Avec près de 9% des voitures électriques neuves vendues en 2024, la Norvège s’affirme comme le pionnier mondial du tout-électrique. Pourtant, un secteur peine à suivre le mouvement…
Sommaire
La Norvège touche au but. En 2024, 89 % des voitures neuves vendues étaient électriques, selon les données publiées par l’Office norvégien des véhicules (OFV).
Avec 114.400 véhicules électriques sur 128 691 immatriculations, la part de marché du tout-électrique a bondi de 82,4 % en 2023 à 88,9 %.
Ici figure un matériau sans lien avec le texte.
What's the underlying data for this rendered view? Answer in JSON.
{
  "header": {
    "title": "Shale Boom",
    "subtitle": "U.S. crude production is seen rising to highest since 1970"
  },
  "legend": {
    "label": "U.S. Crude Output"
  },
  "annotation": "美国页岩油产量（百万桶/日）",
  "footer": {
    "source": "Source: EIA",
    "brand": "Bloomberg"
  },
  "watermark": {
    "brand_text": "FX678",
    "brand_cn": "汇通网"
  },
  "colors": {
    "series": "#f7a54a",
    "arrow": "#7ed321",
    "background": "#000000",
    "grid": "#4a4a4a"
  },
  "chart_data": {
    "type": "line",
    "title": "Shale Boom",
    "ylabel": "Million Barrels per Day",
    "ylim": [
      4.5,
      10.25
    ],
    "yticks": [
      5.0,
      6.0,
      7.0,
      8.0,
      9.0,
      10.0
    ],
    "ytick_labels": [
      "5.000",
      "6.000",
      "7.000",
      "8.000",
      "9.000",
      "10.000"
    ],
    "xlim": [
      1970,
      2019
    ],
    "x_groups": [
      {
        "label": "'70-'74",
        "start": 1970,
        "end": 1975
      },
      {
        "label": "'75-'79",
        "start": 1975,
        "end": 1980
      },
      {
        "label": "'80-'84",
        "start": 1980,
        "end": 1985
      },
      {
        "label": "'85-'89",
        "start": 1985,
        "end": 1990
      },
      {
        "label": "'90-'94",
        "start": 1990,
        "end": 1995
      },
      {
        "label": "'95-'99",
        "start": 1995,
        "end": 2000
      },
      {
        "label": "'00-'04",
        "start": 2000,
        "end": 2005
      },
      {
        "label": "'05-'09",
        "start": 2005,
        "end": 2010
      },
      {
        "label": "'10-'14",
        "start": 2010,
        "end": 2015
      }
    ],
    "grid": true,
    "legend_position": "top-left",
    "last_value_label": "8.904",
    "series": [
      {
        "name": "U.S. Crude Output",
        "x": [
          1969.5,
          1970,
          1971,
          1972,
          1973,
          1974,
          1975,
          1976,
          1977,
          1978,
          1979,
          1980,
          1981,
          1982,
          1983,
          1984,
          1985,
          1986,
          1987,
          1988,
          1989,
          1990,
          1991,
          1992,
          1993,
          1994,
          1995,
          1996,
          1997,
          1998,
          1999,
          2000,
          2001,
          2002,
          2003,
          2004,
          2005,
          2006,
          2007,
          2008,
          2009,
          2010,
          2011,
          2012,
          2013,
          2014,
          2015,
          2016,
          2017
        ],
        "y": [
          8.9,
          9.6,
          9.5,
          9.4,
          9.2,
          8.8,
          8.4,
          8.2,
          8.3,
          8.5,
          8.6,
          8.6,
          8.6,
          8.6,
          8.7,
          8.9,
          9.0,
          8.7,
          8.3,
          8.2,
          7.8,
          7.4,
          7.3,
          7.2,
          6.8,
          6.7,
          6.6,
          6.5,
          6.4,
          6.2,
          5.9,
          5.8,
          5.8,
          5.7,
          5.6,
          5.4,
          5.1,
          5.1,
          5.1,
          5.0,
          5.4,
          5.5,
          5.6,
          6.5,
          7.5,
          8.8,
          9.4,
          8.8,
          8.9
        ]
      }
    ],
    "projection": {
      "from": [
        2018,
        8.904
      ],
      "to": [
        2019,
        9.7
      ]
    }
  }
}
Ce chiffre place le pays scandinave à une longueur de son objectif ambitieux : atteindre 100% de voitures électriques neuves "zéro émission" dès 2025. Une échéance qui devance de dix ans les engagements de l’Union européenne.
Une transition presque accomplie

Pour un pays largement financé par l’exportation d’hydrocarbures, ce virage vert est d’autant plus remarquable. Le pari audacieux repose sur des incitations mises en place depuis le début des années 2000.
Exonération de TVA, suppression des taxes sur le poids et autres frais d’immatriculation ont rendu les voitures électriques financièrement plus attractives que leurs équivalents thermiques. À cela s’ajoutent des avantages à l’usage comme la gratuité des péages urbains, le parking gratuit et l'accès aux voies de bus.
Tesla et la percée chinoise

Le marché norvégien est dominé par Tesla, leader incontesté avec 18,9 % des ventes en 2024. Volkswagen, Toyota, Volvo et BMW suivent, mais un nouvel acteur s’impose discrètement : les constructeurs chinois.
Avec 10 % des parts de marché, des marques comme Nio, BYD et Xpeng commencent à rivaliser avec les poids lourds européens et américains. Leur montée en puissance sera scrutée de près en 2025, où ils pourraient bien redéfinir le paysage de la mobilité électrique en Norvège.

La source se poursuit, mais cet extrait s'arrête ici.